Things still remind me of his suicide.  I’ve worked at desensitizing my tender feelings as much as possible, but every year around this time, I feel irritable and emotional. Movies, books, family, friends, and Easter are big reminders. Some little thing like my husband not listening to me will tie me in knots for days.

A minister where I used to go to church did that suicide-mimicking thing from the pulpit.  I finally drummed up enough courage to let him know the way he joked up there during his sermons bothered me.  He reacted insensitively, and said I needed to get over my dad’s suicide. I stared at him, pushing back the desire to jump up and leave. I stared at him, thinking of every cuss word in my large profane vocabulary. I think I stared at him for a long, long time. It might have only been a minute.  But my knees were weak and my mouth was speechless.  Finally, we started talking, beyond my anger at his quick remark and his callousness, beyond his reaction that I was criticizing his sermons. He apologized. He said, still, he was trying to tell me I needed to live in joy and not let things hurt so.

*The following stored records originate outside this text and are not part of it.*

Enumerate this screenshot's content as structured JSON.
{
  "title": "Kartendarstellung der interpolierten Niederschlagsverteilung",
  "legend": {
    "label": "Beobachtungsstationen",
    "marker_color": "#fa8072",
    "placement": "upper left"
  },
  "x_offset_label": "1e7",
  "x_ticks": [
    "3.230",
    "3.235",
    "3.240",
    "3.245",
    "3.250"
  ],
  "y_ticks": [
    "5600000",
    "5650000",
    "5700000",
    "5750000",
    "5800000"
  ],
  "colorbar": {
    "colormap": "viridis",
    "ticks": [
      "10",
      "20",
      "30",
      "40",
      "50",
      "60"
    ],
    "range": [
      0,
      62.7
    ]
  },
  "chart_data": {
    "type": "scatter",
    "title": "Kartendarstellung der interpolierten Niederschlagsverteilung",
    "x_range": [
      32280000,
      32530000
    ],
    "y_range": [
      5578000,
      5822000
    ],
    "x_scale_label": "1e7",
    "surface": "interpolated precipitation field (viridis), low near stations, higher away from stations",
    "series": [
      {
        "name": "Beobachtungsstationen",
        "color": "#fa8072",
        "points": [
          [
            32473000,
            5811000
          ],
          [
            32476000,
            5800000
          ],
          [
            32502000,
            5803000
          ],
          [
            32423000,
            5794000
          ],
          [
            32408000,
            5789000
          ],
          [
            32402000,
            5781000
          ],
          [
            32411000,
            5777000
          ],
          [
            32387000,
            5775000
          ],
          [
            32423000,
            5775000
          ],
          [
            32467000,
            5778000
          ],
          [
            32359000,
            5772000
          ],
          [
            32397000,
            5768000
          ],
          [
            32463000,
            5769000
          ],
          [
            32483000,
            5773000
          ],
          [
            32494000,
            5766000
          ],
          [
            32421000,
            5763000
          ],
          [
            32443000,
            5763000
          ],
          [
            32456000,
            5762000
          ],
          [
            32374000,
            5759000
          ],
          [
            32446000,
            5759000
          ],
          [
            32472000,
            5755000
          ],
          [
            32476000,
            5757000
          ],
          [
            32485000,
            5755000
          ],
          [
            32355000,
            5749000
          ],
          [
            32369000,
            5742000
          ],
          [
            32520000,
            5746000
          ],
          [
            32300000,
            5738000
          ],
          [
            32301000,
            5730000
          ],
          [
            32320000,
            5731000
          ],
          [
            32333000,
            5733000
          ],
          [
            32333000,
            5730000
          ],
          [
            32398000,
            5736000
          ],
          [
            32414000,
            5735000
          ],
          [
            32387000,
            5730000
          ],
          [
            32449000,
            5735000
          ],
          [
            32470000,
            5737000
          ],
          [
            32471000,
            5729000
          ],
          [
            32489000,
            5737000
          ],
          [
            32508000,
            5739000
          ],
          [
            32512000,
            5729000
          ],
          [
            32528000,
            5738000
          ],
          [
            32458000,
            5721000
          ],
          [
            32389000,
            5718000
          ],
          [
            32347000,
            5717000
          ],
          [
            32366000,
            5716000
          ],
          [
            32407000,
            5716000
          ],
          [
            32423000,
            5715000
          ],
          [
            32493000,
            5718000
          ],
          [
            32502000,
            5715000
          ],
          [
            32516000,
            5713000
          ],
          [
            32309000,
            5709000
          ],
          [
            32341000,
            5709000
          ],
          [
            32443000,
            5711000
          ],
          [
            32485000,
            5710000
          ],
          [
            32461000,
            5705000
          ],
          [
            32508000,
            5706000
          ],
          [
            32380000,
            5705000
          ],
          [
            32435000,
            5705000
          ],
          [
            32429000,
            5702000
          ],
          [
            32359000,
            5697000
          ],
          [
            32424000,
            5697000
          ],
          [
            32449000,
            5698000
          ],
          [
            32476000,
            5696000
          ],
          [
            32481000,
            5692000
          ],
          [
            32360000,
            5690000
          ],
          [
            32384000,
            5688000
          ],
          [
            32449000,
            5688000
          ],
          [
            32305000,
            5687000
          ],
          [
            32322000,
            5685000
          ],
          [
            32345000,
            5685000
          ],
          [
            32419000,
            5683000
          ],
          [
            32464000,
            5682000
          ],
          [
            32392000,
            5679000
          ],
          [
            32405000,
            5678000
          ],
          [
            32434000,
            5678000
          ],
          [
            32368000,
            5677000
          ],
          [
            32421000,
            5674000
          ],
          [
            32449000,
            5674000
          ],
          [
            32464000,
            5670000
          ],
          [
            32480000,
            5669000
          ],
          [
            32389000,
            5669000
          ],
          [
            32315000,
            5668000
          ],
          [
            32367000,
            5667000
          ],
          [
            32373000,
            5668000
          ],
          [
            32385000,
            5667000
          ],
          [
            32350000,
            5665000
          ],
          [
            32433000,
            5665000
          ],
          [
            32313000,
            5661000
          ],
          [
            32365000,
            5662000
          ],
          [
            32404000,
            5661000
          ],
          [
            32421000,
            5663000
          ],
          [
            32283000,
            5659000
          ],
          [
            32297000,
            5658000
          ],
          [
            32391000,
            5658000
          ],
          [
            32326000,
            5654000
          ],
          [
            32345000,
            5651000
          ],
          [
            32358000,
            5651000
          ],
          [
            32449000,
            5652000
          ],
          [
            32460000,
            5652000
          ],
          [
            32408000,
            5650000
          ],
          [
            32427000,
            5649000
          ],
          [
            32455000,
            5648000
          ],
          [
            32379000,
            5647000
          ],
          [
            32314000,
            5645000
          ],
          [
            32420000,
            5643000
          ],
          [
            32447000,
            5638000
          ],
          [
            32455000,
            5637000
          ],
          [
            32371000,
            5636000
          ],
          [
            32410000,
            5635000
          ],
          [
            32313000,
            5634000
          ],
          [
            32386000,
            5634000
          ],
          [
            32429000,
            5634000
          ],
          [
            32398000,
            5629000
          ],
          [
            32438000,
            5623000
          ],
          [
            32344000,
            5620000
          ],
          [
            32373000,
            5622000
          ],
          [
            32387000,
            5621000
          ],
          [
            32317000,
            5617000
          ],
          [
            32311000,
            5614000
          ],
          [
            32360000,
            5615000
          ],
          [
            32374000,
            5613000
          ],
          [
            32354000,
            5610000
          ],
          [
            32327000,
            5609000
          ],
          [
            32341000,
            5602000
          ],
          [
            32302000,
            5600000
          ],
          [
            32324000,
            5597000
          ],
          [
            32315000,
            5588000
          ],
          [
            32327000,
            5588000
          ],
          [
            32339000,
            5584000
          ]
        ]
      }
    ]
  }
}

I wish I could say that his insensitivity is the reason I left his church. It’s so much easier to blame someone than to look deep within, and I did kinda do that for a while. But things always go deeper. Every year, I want to not do this holiday. I want to push past Easter. I want to push past the anniversary of Daddy’s suicide.  I hear how people say they are so grateful for Jesus dying on the cross for their salvation.  His dying breaks my heart, and guilt pours out of me nearly as much as the year Daddy died. I can’t say I am grateful for anyone dying for me. Mostly, my feelings just hurt.

I feel defensive that I don’t want to celebrate Easter. It seems to announce, in my mind anyway, I’m not a Christian and that I don’t love Jesus.  My epiphany today: If I didn’t love Jesus (or my dad), I wouldn’t have this grief swirling around in my brain.

     God listens, loves, and heals a grieving heart.